La pequeña Almudena estaba agazapada bajo unos matorrales, lo que le proporcionaba un ángulo de visión perfecto para contemplar la terrible escena que se estaba desarrollando ante sus ojos, sin riesgo de ser descubierta.
Había seguido sigilosamente a los guardias que habían sacado a su padre de la cama de muy malos modos y, siguiendo sus instrucciones para estos casos, se había escondido en el arcón situado en el exterior de la casa, que utilizaban para guardar viejas herramientas de labranza.
La oscuridad de la noche contrastaba con el fanal que iluminaba el pequeño claro a las afueras de la ciudad. Era una noche de principios de mayo, excepcionalmente tibia, y el incesante canto aturdidor de las cigarras impregnaba el ambiente y proporcionaba una natural e insidiosa banda sonora al dantesco espectáculo.
Los prisioneros estaban divididos en tres grupos. El padre de Almudena se encontraba en el grupo más lejano, a la derecha, y se cubría el rostro con las manos. Su grupo sería el siguiente en ser ejecutado. De ellos se podía percibir el llanto contenido, siquiera algún leve sollozo, por encima del susurro sibilante de sus respiraciones agitadas ante la inminente muerte.
En el extremo opuesto, la niña, aterrorizada, contemplaba a otro grupo formado por las víctimas, algunas ya fallecidas, otras agonizantes, dispuestas de cualquier manera sobre diversos charcos de sangre. De algunas de ellas todavía emergían algunos gemidos expirantes y los últimos y débiles estertores que preceden a la agonía de una muerte lenta. Se hacía obvio que la primera descarga del fúsil del pelotón no había sido inmediatamente fatal para todos. Aun así, ni un atisbo de piedad se desprendía de los crueles verdugos, que ni siquiera contemplaron la posibilidad del tiro de gracia para acabar con el sufrimiento de los moribundos.
El grupo de cautivos situados en el centro del paisaje estaba conformado por cinco hombres indefensos. Resignados a su destino y en completo silencio, esperaban los disparos que acabarían con sus vidas. Entre ellos destacaba uno, cuyo atuendo claro reflejaba la luz del candil. De rodillas y con las manos extendidas a los lados, miraba, desolado, a los ojos de los soldados en una actitud que recordaba a la crucifixión de Cristo, mientras contenía el aliento a la espera de la lluvia de balas. En ese momento, Almudena captó el leve eco, apenas audible, de las respiraciones fatigadas del resto de condenados.
La pequeña hizo la señal de la cruz que le había enseñado su padre recientemente, mientras seguía observando. Desde su estratégica posición también podía ver los perfiles de los soldados franceses, que muy juntos y perfectamente alineados, se preparaban para cargar contra los prisioneros. Su sentido del oído, agudizado por la tensión y el dramatismo del momento, percibió el suave rumor del roce de los uniformes de basta lana de los ejecutores, que se iba atenuando a medida que estos fijaban sus posiciones. Acto seguido escuchó los chasquidos secos procedentes del amartillar de las armas. Después, la orden de fuego y, finalmente, el estruendo de los disparos ensordecedores que pusieron fin a las vidas de todas aquellos hombres inocentes.

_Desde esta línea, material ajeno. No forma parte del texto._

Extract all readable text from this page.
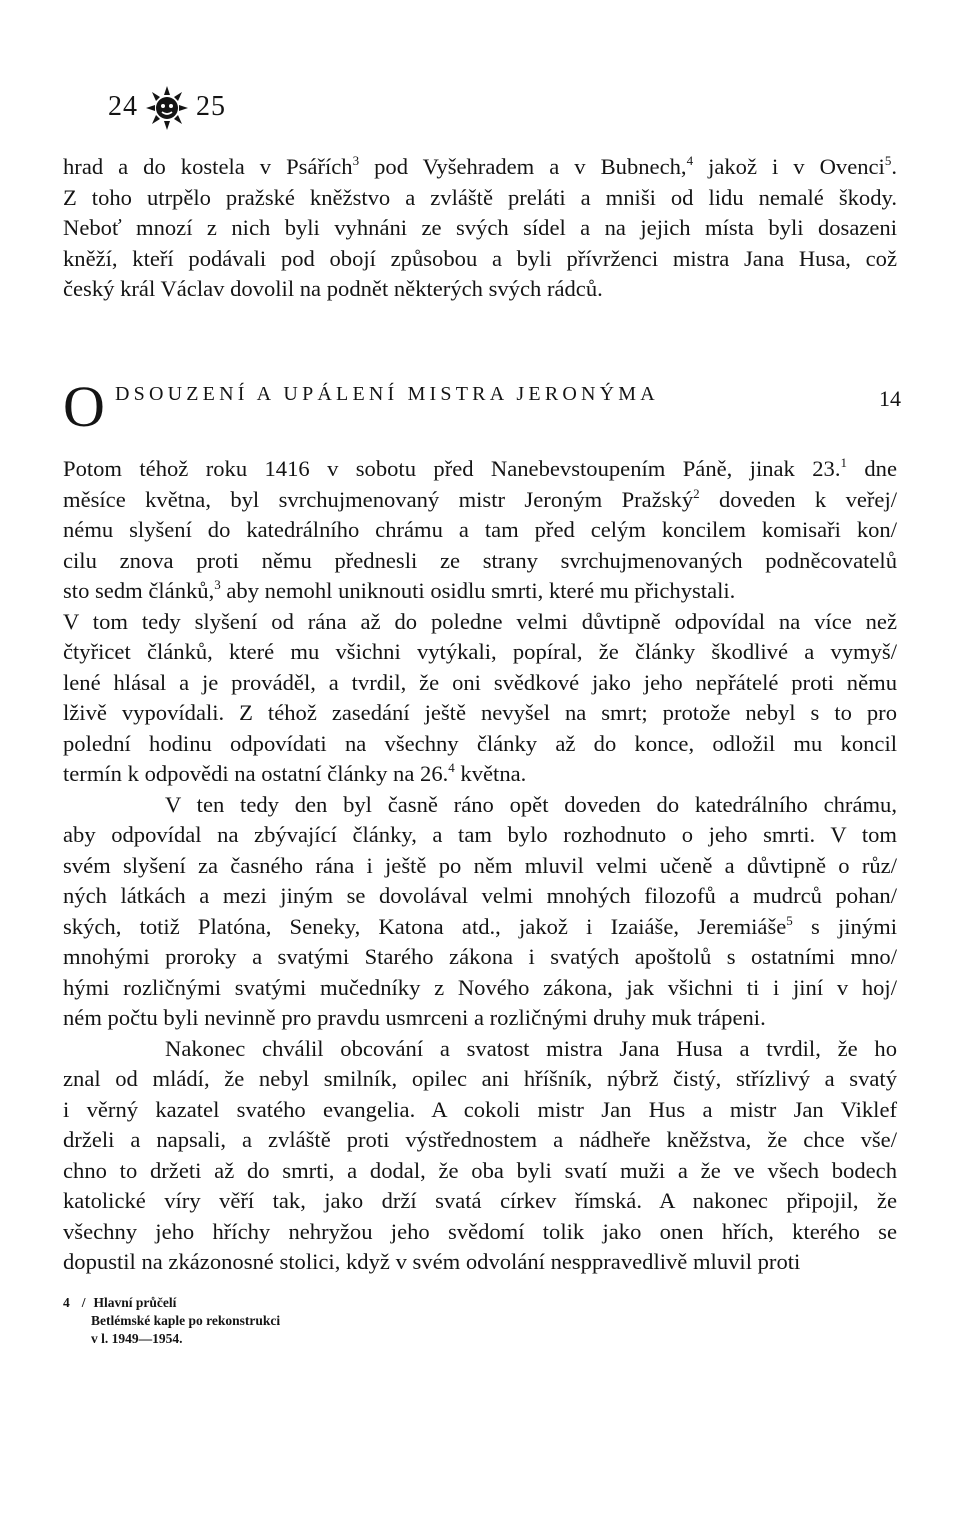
24 25
hrad a do kostela v Psářích$^3$ pod Vyšehradem a v Bubnech,$^4$ jakož i v Ovenci$^5$.
Z toho utrpělo pražské kněžstvo a zvláště preláti a mniši od lidu nemalé škody.
Neboť mnozí z nich byli vyhnáni ze svých sídel a na jejich místa byli dosazeni
kněží, kteří podávali pod obojí způsobou a byli přívrženci mistra Jana Husa, což
český král Václav dovolil na podnět některých svých rádců.
O DSOUZENÍ A UPÁLENÍ MISTRA JERONÝMA	14
Potom téhož roku 1416 v sobotu před Nanebevstoupením Páně, jinak 23.$^1$ dne
měsíce května, byl svrchujmenovaný mistr Jeroným Pražský$^2$ doveden k veřej/
nému slyšení do katedrálního chrámu a tam před celým koncilem komisaři kon/
cilu znova proti němu přednesli ze strany svrchujmenovaných podněcovatelů
sto sedm článků,$^3$ aby nemohl uniknouti osidlu smrti, které mu přichystali.
V tom tedy slyšení od rána až do poledne velmi důvtipně odpovídal na více než
čtyřicet článků, které mu všichni vytýkali, popíral, že články škodlivé a vymyš/
lené hlásal a je prováděl, a tvrdil, že oni svědkové jako jeho nepřátelé proti němu
lživě vypovídali. Z téhož zasedání ještě nevyšel na smrt; protože nebyl s to pro
polední hodinu odpovídati na všechny články až do konce, odložil mu koncil
termín k odpovědi na ostatní články na 26.$^4$ května.
V ten tedy den byl časně ráno opět doveden do katedrálního chrámu,
aby odpovídal na zbývající články, a tam bylo rozhodnuto o jeho smrti. V tom
svém slyšení za časného rána i ještě po něm mluvil velmi učeně a důvtipně o růz/
ných látkách a mezi jiným se dovolával velmi mnohých filozofů a mudrců pohan/
ských, totiž Platóna, Seneky, Katona atd., jakož i Izaiáše, Jeremiáše$^5$ s jinými
mnohými proroky a svatými Starého zákona i svatých apoštolů s ostatními mno/
hými rozličnými svatými mučedníky z Nového zákona, jak všichni ti i jiní v hoj/
ném počtu byli nevinně pro pravdu usmrceni a rozličnými druhy muk trápeni.
Nakonec chválil obcování a svatost mistra Jana Husa a tvrdil, že ho
znal od mládí, že nebyl smilník, opilec ani hříšník, nýbrž čistý, střízlivý a svatý
i věrný kazatel svatého evangelia. A cokoli mistr Jan Hus a mistr Jan Viklef
drželi a napsali, a zvláště proti výstřednostem a nádheře kněžstva, že chce vše/
chno to držeti až do smrti, a dodal, že oba byli svatí muži a že ve všech bodech
katolické víry věří tak, jako drží svatá církev římská. A nakonec připojil, že
všechny jeho hříchy nehryžou jeho svědomí tolik jako onen hřích, kterého se
dopustil na zkázonosné stolici, když v svém odvolání nesppravedlivě mluvil proti
4 / Hlavní průčelí
Betlémské kaple po rekonstrukci
v l. 1949—1954.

Los soldados retiraron, sin ningún tipo de cuidado, los cuerpos. Almudena aprovechó el moderado estruendo formado por el arrastrar de los cuerpos y las órdenes de los soldados para cambiar su posición, situándose ahora justo detrás de los soldados y de la línea de fuego. Su corazón latía fuertemente, su padre estaba en el siguiente grupo y no sabía qué hacer para evitar su funesto destino. Lágrimas silenciosas humedecieron sus mejillas.
Intuyendo que su hija estaba cerca, Antonio agudizó la vista y el oído. Percibió un movimiento justo delante de él y le pareció entrever entre los matojos la oscura cabellera de Almudena. Esta asomó su cabecita y buscó desesperada los ojos de su padre por última vez. Correspondiendo a su mirada, Antonio levantó sutilmente la mano para indicarle que se mantuviera en su lugar y, con un esfuerzo mayúsculo, consiguió esbozar una última sonrisa en un intento de tranquilizar a su niña.
La sonrisa se congeló en su cara cuando los impactos de bala atravesaron sus pulmones y su corazón. La pequeña Almudena cerró fuertemente los ojos y el estentóreo impacto del cuerpo de su padre sobre la tierra manchada de sangre fue lo último que escuchó. Sacudida por el horror de lo que había presenciado se desvaneció y cayó al suelo con un suave y leve eco.
Relato inspirado en el cuadro de Goya, Los fusilamientos, 1814.